For decades, initiatives like the Prison Dharma Project have brought meditation and Buddhist teachings to incarcerated people across the country, but the image of the inmates who participate in these projects remains almost exclusively male. Yet inside at least one women’s prison, a tradition of Buddhist practice has emerged and continues to grow. On October 17, Kerry* and Erica*, two inmates at the Ohio Reformatory for Women, joined that tradition when they received the 16 bodhisattva precepts, in the fourth jukai ceremony held at the prison since 2012.
Ordained Buddhist chaplain Katie Egart of the Yellow Springs Dharma Center has been volunteering at the Marysville, Ohio, prison since 2011, after Laura*, who has been serving a life sentence since age 17, asked the prison chaplain to put her in touch with a Zen Buddhist teacher.
“The chaplain called me and said, ‘I have an inmate who wants to ordain as a Zen Buddhist nun,’” Egart told Tricycle. “When I met Laura, I explained that I practice in a Zen tradition where lay people can take formal precepts. It turns out you can’t ordain at this prison.”
Laura’s interest in Zen led to the formation of a weekly sitting group. “I brought in cushions and we got permission for Laura to have a zabuton and zafu in her cell. Then more and more women started to join us,” Egart recalls. “But Laura is really the founding mother—it was her interest in Zen Buddhism that was the catalyst for my coming in there.”
A year later after she began formal Zen study, Laura became the first woman at the reformatory to take the 16 precepts: the three treasures of taking refuge in the buddha, dharma, and sangha, the three pure precepts of not creating evil and practicing good for oneself and others, and the ten grave precepts which promote non-harming and ethical conduct.
Laura and the students still face many challenges to their practices. In the months leading up to a jukai ceremony, Zen practitioners traditionally sew a rakasu, an apron-like garment that one wears to signify that one has taken the precepts. But getting a needle was difficult.
“At first, they insisted that Laura leave her rakasu in the chapel,” Egart said. “We had to count the needles going in and out, and I had to bring the needles every time, too. Things have gotten a lot better since then. There is a lot more trust, and the women can work on the rakasu outside of their cells.”
Formal Zen students also are expected to attend at least one or more sesshin, a silent retreat, and participate in private meetings [Jpn., dokusan] with their teacher for counseling and encouragement.
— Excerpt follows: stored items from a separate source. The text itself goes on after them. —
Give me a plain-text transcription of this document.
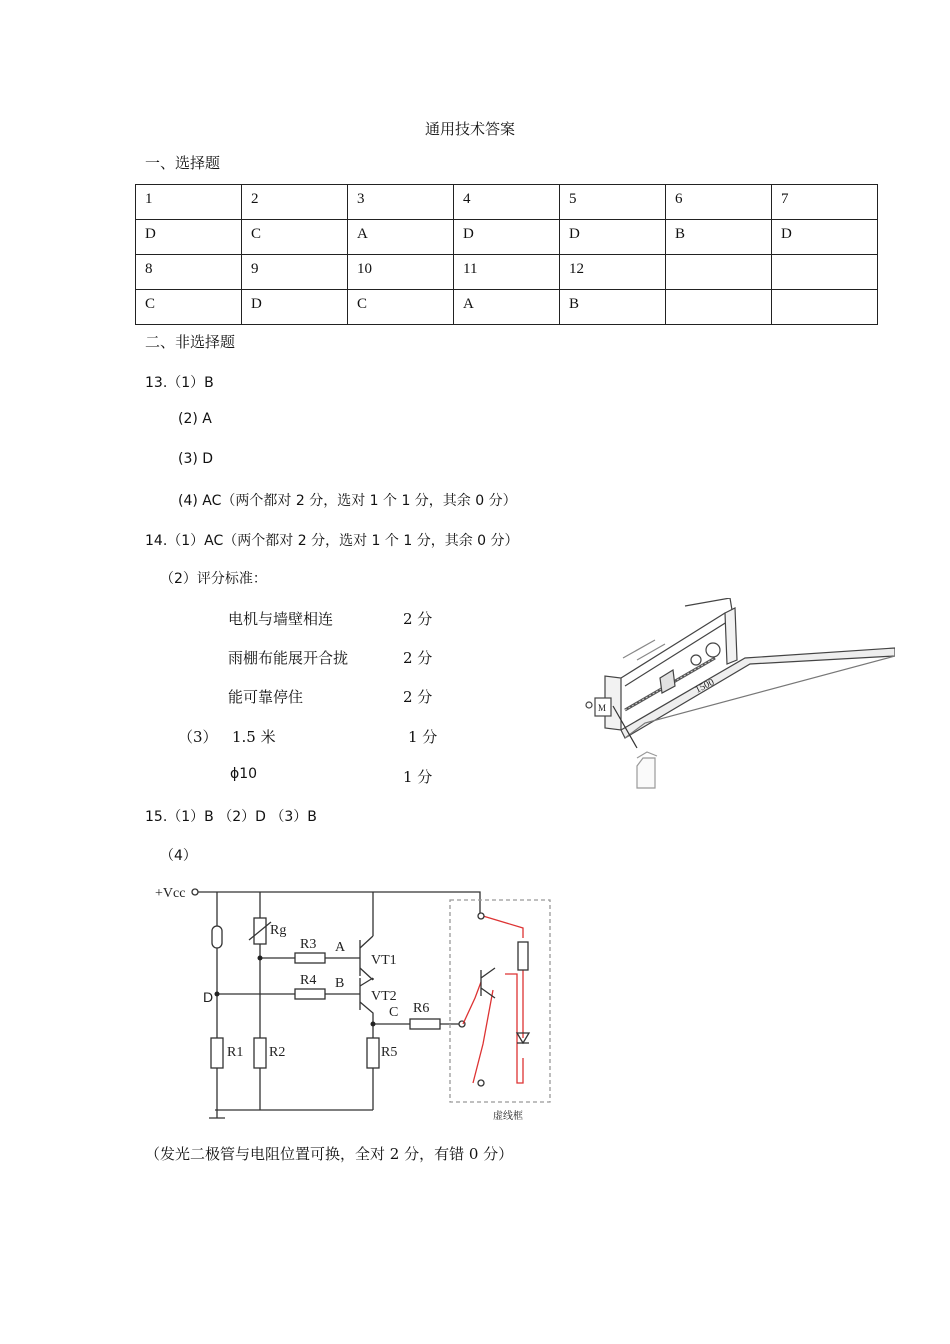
通用技术答案
一、选择题
1	2	3	4	5	6	7
D	C	A	D	D	B	D
8	9	10	11	12		
C	D	C	A	B		
二、非选择题
13.（1）B
(2) A
(3) D
(4) AC（两个都对 2 分，选对 1 个 1 分，其余 0 分）
14.（1）AC（两个都对 2 分，选对 1 个 1 分，其余 0 分）
（2）评分标准：
电机与墙壁相连	2 分
雨棚布能展开合拢	2 分
能可靠停住	2 分
（3） 1.5 米	1 分
ϕ10	1 分
1500
M
15.（1）B （2）D （3）B
（4）
+Vcc
Rg
R3
R4
A
B
VT1
VT2
C R6
R1 R2	R5
D
虚线框
（发光二极管与电阻位置可换，全对 2 分，有错 0 分）
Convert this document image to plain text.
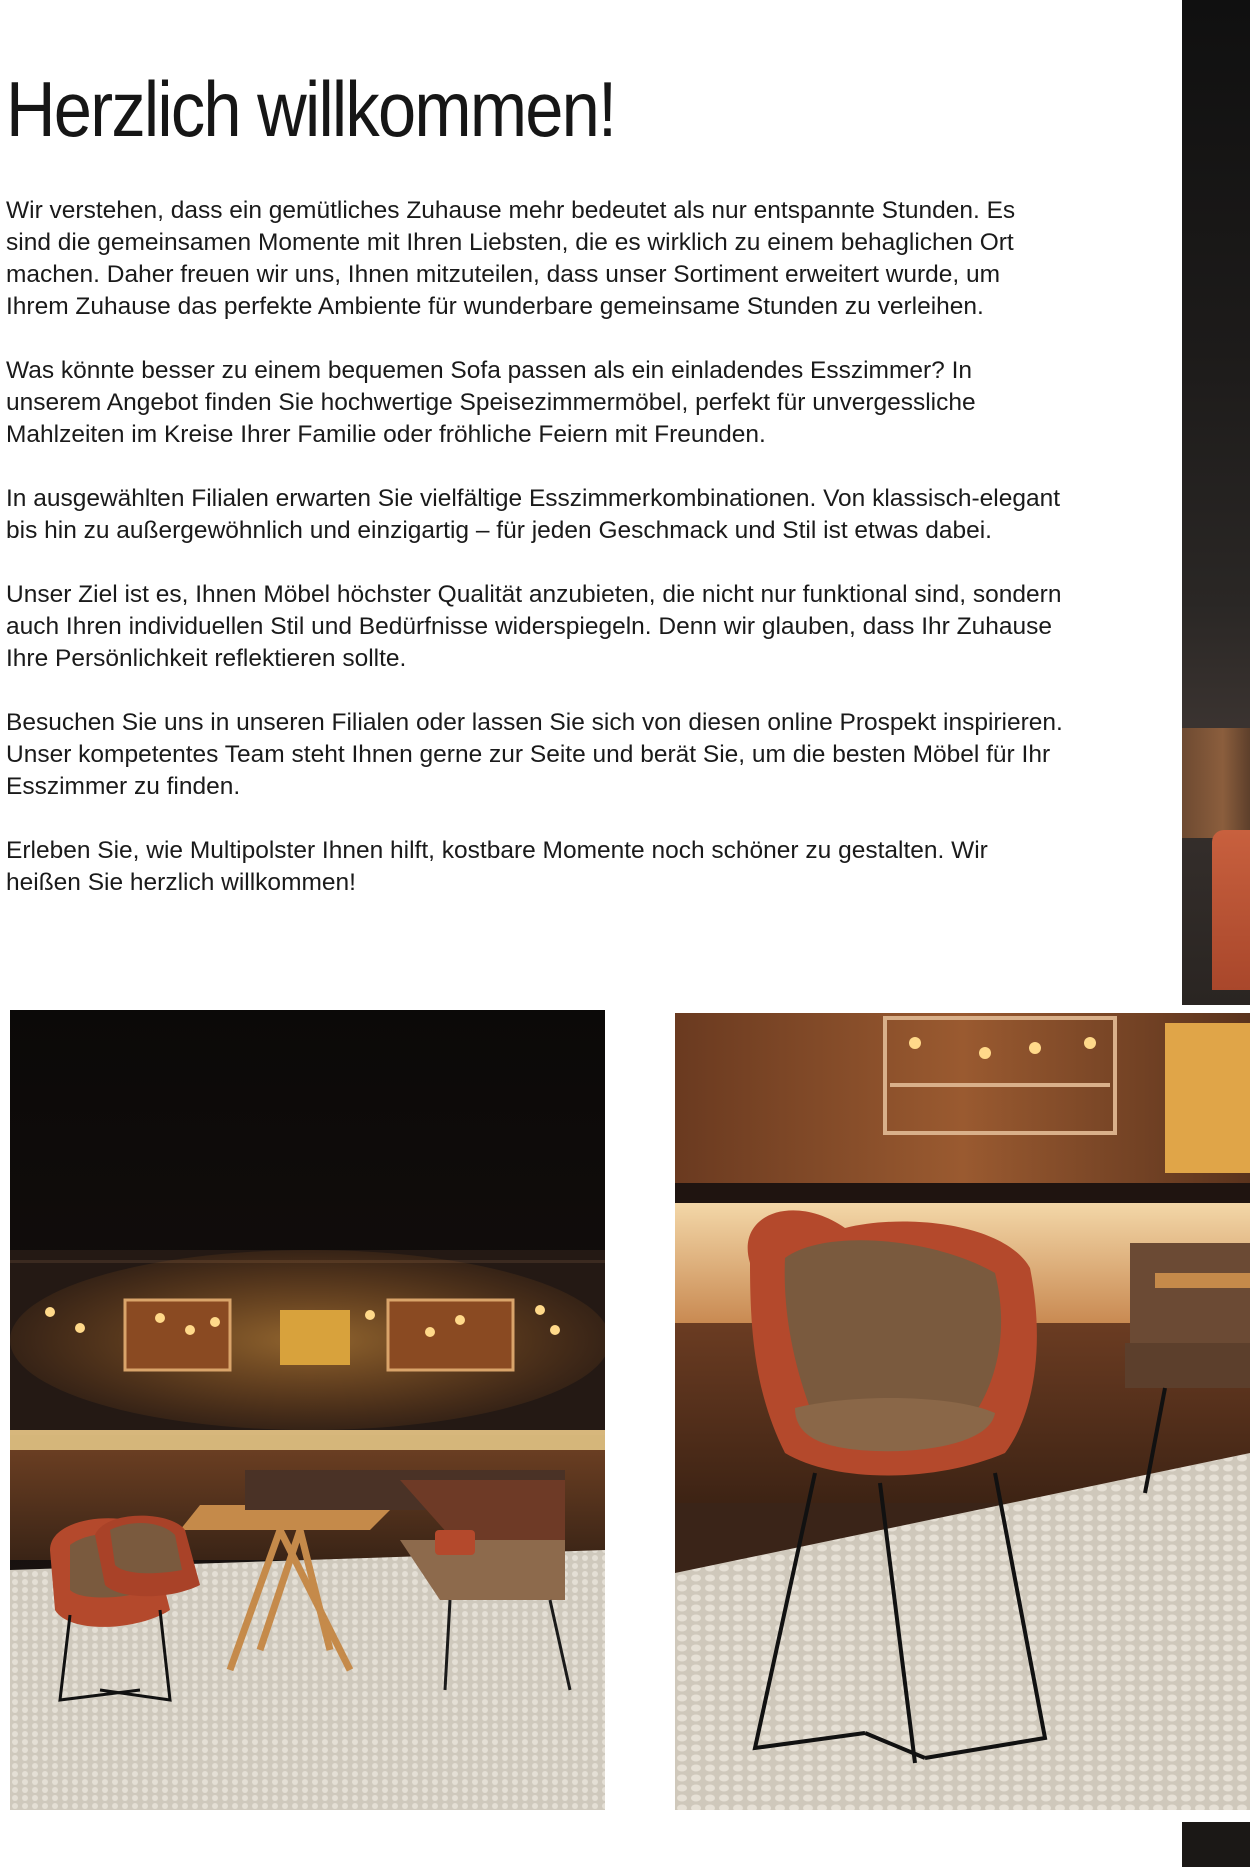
Herzlich willkommen!

Wir verstehen, dass ein gemütliches Zuhause mehr bedeutet als nur entspannte Stunden. Es sind die gemeinsamen Momente mit Ihren Liebsten, die es wirklich zu einem behaglichen Ort machen. Daher freuen wir uns, Ihnen mitzuteilen, dass unser Sortiment erweitert wurde, um Ihrem Zuhause das perfekte Ambiente für wunderbare gemeinsame Stunden zu verleihen.

Was könnte besser zu einem bequemen Sofa passen als ein einladendes Esszimmer? In unserem Angebot finden Sie hochwertige Speisezimmermöbel, perfekt für unvergessliche Mahlzeiten im Kreise Ihrer Familie oder fröhliche Feiern mit Freunden.

In ausgewählten Filialen erwarten Sie vielfältige Esszimmerkombinationen. Von klassisch-elegant bis hin zu außergewöhnlich und einzigartig – für jeden Geschmack und Stil ist etwas dabei.

Unser Ziel ist es, Ihnen Möbel höchster Qualität anzubieten, die nicht nur funktional sind, sondern auch Ihren individuellen Stil und Bedürfnisse widerspiegeln. Denn wir glauben, dass Ihr Zuhause Ihre Persönlichkeit reflektieren sollte.

Besuchen Sie uns in unseren Filialen oder lassen Sie sich von diesen online Prospekt inspirieren. Unser kompetentes Team steht Ihnen gerne zur Seite und berät Sie, um die besten Möbel für Ihr Esszimmer zu finden.

Erleben Sie, wie Multipolster Ihnen hilft, kostbare Momente noch schöner zu gestalten. Wir heißen Sie herzlich willkommen!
In prison, these retreats are impossible.
While the stringent regulations create extra hurdles for the Ohio Reformatory practitioners, Laura has helped lay the groundwork for later students. Laura had to work closely with Egart to create her rakusu, for instance, because she had no model to emulate. “But now Kerry and Erica can look at hers, and she can show them how to do it,” Egart explained. “They have an elder who has been through this before.”
Roshi Daniel Terragno, who teaches at the Rocks and Clouds Zendo in Sebastopol, California, and the Yellow Springs Dharma Center in Ohio, led the jukai ceremony at the prison chapel.
After Roshi Terragno read each precept aloud, Kerry and Erica expressed, in their own words, what the precept meant to them personally. For the past year, Egart had worked through a curriculum with them, focusing on each precept one by one. Their syllabus included Taking the Path of Zen by Robert Aitken, Waking Up To What You Do by Diane Eshin Rizzetto, and Koshin Paley Ellison’s Wholehearted.
“Once you spend time with each of the precepts, they open up lots of areas of your life,” Egart shared. “For instance, think about the precept of not killing. Very simply, that would mean not taking life, but then you start to ask, ‘What is life? And am I killing other people’s ideas in my interactions with them?’ It’s a very self-reflective process.”
Outside of formal precept study, Egart also holds an informal Zen meeting group every week for the women at the reformatory, which includes sitting and walking meditation and a sutra service.
“The women ask questions, and those questions often lead to little dharma talks. When I first started going in there, I used to think, ‘Today, I’m going to talk about this,’ but I soon realized that that was completely pointless; I have to go in empty, because I have to respond to whatever situation they’re dealing with.”
Since meeting Laura, Egart has helped four women take the precepts at the Ohio Reformatory, and has found the experience deeply rewarding.“People will often say to me, ‘Wow, you go into the prison.’ That’s not a big deal, though. What is a big deal is the women who have established and made a commitment to a practice. It’s not easy for anybody to have a practice, much less in a very concentrated, controlled environment. What they’ve managed to do is remarkable.”
*The full names of the Zen practitioners at the Ohio Reformatory for Women have been withheld.